Micrometer Tracing automatically sets traceId and spanId in the MDC. Simply add them to your logback-spring.xml pattern:

<pattern>%d{HH:mm:ss} [%X{traceId},%X{spanId}] %-5level %logger{36} - %msg%n</pattern>

For more on log configuration, see the Logback & SLF4J article. This lets you cross-reference logs and Zipkin traces using the traceId.

Verifying the Setup

Start both services and send a request with curl:

curl http://localhost:8080/orders/123

Check that the traceId matches across both services’ logs:

# order-service
[abc123def,111aaa] INFO  OrderController - ...

# inventory-service (same traceId propagated)
[abc123def,222bbb] INFO  InventoryController - ...

Open http://localhost:9411 and click Run Query to view the traces.

Reading the Zipkin UI

  • Filtering — Specify a service name (e.g., order-service) and time range, then click Find Traces. When looking for slow requests, filtering by Duration (minimum latency) is convenient.
  • Waterfall view — Click a trace to see each span’s start and end times as a horizontal bar chart. The 200ms delay from Thread.sleep(200) in inventory-service should be clearly visible.
  • Error inspection — Spans with errors are highlighted in red. Click a span to view details such as exception messages and HTTP status codes.

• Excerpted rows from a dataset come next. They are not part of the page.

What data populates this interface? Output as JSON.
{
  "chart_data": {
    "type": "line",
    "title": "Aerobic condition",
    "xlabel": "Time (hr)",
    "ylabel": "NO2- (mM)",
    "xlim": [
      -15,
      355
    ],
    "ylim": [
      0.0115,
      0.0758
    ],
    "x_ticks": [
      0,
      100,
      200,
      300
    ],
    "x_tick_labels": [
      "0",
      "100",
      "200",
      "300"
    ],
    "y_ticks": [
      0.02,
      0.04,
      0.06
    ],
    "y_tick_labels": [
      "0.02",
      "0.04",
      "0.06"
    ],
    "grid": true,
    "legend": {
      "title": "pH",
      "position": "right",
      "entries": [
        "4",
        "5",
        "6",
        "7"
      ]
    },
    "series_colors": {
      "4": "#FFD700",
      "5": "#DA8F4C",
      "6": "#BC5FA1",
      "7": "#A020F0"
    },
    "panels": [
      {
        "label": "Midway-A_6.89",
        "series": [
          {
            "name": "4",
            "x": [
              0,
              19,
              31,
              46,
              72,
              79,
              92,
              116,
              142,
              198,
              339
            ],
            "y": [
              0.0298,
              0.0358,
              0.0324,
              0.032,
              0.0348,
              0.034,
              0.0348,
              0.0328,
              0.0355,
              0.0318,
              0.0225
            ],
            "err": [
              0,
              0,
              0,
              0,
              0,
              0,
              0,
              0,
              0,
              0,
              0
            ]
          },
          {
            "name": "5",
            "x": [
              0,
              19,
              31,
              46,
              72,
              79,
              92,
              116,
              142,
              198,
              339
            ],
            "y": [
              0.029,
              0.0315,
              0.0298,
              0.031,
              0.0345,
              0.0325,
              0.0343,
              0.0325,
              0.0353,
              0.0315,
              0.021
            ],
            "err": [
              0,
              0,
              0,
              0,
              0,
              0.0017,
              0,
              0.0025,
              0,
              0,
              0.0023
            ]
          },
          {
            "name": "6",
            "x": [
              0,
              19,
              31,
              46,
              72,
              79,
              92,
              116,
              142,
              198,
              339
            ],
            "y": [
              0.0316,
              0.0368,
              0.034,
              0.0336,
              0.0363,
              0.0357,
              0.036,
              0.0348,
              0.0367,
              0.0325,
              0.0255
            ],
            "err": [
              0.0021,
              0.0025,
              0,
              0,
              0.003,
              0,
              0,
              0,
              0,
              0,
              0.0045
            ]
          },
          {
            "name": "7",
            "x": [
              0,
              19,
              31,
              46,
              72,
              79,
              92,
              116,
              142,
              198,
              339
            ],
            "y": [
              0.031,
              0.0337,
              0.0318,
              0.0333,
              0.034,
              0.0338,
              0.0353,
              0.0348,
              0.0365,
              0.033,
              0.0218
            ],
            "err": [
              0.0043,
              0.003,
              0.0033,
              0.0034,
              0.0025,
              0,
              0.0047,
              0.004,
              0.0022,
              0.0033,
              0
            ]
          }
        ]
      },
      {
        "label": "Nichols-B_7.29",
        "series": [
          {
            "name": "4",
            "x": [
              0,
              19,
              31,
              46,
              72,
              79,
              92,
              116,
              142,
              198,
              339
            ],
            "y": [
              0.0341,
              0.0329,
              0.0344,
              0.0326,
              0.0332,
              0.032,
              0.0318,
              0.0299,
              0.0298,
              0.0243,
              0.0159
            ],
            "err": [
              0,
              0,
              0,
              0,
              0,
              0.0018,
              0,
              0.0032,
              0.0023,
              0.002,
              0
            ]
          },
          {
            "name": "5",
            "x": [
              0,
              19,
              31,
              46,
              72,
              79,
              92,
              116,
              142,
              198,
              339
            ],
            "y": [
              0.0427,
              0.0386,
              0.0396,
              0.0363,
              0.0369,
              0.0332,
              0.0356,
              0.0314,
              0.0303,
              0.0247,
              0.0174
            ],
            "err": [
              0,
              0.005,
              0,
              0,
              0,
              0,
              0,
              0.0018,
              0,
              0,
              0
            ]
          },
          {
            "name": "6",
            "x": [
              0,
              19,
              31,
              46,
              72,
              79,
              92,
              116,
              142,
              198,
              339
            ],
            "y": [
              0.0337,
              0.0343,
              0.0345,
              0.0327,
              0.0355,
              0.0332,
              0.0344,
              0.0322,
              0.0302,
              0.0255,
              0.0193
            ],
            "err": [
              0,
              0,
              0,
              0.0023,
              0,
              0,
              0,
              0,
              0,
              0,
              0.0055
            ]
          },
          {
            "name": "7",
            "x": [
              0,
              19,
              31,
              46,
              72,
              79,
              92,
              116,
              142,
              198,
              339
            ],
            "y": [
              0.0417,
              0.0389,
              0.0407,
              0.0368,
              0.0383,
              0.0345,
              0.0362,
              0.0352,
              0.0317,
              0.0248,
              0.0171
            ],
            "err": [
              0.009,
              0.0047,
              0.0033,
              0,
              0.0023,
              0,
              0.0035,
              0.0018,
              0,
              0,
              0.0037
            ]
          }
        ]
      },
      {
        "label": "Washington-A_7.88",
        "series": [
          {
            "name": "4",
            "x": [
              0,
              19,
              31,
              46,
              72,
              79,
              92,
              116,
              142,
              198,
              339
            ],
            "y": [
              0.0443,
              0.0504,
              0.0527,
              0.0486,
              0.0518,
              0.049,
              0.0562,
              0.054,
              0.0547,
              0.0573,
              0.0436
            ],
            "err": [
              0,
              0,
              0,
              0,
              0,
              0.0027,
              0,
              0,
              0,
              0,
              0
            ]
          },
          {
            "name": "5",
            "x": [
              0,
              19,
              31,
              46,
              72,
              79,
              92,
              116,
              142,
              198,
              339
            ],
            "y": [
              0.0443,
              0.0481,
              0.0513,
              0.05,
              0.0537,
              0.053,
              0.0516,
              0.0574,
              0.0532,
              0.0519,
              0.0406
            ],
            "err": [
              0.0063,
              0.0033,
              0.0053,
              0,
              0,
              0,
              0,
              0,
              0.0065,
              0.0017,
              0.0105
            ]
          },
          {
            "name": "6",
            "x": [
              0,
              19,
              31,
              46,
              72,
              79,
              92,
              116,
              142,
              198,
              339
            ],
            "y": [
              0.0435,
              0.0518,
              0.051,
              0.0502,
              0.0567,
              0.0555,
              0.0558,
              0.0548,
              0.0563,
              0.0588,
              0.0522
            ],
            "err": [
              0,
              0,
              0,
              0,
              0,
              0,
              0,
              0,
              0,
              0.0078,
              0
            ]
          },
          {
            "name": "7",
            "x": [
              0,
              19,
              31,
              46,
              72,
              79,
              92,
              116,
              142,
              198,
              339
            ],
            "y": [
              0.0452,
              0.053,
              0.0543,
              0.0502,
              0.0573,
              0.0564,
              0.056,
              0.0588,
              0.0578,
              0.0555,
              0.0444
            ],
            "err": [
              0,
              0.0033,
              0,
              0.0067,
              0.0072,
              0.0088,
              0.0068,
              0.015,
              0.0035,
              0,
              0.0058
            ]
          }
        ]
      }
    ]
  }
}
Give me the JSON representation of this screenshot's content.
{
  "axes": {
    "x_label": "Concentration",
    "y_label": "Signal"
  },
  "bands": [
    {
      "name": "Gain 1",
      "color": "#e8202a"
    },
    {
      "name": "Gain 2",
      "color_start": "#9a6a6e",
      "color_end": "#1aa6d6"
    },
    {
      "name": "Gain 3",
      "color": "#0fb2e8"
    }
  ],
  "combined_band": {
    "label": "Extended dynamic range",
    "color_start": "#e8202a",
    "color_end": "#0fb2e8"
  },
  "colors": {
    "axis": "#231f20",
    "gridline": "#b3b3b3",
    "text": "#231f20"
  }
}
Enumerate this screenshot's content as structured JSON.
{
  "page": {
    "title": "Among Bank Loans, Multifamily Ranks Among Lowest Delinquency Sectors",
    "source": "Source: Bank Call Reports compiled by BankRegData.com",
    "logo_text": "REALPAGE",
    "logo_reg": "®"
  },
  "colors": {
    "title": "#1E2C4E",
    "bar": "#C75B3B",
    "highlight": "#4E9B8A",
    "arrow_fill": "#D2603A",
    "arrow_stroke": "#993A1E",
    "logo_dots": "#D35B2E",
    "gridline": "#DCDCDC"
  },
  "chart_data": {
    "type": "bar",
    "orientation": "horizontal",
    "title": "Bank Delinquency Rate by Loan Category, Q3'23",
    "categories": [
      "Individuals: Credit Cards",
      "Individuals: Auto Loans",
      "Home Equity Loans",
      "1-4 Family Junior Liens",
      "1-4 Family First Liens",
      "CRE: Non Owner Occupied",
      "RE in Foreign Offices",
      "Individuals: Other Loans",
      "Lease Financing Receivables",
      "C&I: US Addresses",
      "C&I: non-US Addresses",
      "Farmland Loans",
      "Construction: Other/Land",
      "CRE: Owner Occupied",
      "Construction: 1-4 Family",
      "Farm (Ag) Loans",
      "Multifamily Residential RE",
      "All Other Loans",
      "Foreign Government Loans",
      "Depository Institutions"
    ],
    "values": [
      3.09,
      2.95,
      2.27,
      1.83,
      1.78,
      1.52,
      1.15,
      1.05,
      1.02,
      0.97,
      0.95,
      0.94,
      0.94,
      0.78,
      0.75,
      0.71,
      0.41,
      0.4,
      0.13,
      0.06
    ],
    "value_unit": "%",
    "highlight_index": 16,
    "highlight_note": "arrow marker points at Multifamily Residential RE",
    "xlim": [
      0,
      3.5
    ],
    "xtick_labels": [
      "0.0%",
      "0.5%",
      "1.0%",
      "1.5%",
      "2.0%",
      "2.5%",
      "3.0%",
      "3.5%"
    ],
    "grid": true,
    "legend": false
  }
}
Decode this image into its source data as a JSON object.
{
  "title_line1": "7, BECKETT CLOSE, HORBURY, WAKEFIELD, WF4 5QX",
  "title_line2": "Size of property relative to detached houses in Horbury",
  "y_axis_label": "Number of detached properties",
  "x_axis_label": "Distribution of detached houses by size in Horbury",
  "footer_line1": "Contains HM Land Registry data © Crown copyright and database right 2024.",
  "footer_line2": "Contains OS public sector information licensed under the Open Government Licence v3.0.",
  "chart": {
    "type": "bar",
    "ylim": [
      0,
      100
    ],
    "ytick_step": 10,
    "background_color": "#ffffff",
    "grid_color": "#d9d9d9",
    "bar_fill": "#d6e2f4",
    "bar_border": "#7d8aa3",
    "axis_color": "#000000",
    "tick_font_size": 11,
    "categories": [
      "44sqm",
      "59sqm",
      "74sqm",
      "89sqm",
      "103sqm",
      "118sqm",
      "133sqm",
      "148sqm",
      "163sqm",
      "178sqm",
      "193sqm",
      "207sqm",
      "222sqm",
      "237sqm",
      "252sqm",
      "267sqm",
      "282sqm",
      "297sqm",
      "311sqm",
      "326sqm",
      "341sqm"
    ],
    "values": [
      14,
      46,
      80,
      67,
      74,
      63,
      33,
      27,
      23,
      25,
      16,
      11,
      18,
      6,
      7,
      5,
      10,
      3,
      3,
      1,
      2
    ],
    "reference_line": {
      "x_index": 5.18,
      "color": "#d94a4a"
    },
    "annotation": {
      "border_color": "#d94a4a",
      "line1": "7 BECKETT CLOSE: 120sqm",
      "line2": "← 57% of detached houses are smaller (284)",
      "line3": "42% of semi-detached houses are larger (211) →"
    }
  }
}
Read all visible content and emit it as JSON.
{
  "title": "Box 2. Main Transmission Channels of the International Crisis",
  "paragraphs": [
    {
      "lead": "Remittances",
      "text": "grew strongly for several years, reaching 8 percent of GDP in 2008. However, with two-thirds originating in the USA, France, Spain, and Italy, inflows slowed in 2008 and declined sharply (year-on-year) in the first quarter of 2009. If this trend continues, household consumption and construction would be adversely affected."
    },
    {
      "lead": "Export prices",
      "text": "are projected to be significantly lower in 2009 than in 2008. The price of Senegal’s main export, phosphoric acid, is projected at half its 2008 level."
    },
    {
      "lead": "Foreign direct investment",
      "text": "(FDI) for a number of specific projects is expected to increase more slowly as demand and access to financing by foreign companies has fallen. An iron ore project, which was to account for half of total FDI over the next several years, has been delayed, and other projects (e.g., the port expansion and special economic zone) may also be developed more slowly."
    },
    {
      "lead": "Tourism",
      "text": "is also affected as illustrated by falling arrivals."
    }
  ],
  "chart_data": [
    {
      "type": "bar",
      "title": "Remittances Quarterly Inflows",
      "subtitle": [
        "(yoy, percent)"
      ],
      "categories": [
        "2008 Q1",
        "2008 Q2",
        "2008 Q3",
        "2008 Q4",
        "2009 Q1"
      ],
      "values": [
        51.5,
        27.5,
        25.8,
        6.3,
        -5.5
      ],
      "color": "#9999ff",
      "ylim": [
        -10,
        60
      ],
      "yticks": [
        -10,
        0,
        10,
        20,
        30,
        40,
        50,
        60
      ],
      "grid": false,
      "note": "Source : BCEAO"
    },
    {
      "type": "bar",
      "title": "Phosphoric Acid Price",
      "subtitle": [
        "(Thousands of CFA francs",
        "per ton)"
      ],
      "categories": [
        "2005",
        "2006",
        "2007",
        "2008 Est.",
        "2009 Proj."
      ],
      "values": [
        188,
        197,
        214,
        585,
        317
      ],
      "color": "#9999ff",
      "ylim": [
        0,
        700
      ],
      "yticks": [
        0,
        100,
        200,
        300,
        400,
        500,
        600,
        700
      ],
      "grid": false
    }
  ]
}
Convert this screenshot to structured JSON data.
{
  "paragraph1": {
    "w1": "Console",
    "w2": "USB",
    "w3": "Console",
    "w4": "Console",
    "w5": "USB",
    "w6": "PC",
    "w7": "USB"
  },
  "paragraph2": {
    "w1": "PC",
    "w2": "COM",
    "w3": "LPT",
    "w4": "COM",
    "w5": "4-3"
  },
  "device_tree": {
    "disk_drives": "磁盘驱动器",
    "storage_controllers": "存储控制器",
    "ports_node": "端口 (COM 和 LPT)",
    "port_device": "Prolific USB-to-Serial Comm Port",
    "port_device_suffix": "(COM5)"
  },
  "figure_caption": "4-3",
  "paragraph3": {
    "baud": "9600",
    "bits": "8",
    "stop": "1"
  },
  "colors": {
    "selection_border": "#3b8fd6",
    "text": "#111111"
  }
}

Asynchronous Processing (Kafka, etc.)

For asynchronous processing with Kafka or Spring’s @Async, automatic propagation via HTTP headers is not available. When using spring-kafka, Micrometer Tracing provides automatic instrumentation. See the Spring Boot + Kafka article for details.

Production Configuration

sampling.probability=1.0 traces every request and is intended for development. In production, reduce it to around 0.1–0.3 to minimize overhead.

In a Kubernetes environment, specify the Zipkin endpoint using the Service domain name:

management.zipkin.tracing.endpoint=http://zipkin.monitoring.svc.cluster.local:9411/api/v2/spans

To switch between B3 and W3C Trace Context, use management.tracing.propagation.type=w3c. This is useful when other services require the W3C format or when forwarding through an OTel collector.

For Kubernetes deployment, see the Kubernetes deployment guide.

Summary

While Sleuth is gone with the move to Spring Boot 3.x, migrating to Micrometer Tracing requires swapping just two dependencies with almost no code changes.

With the three pillars in place — metrics (Prometheus + Grafana), logs (Logback), and traces (Micrometer + Zipkin) — troubleshooting microservice issues becomes significantly easier. Start by trying it out locally.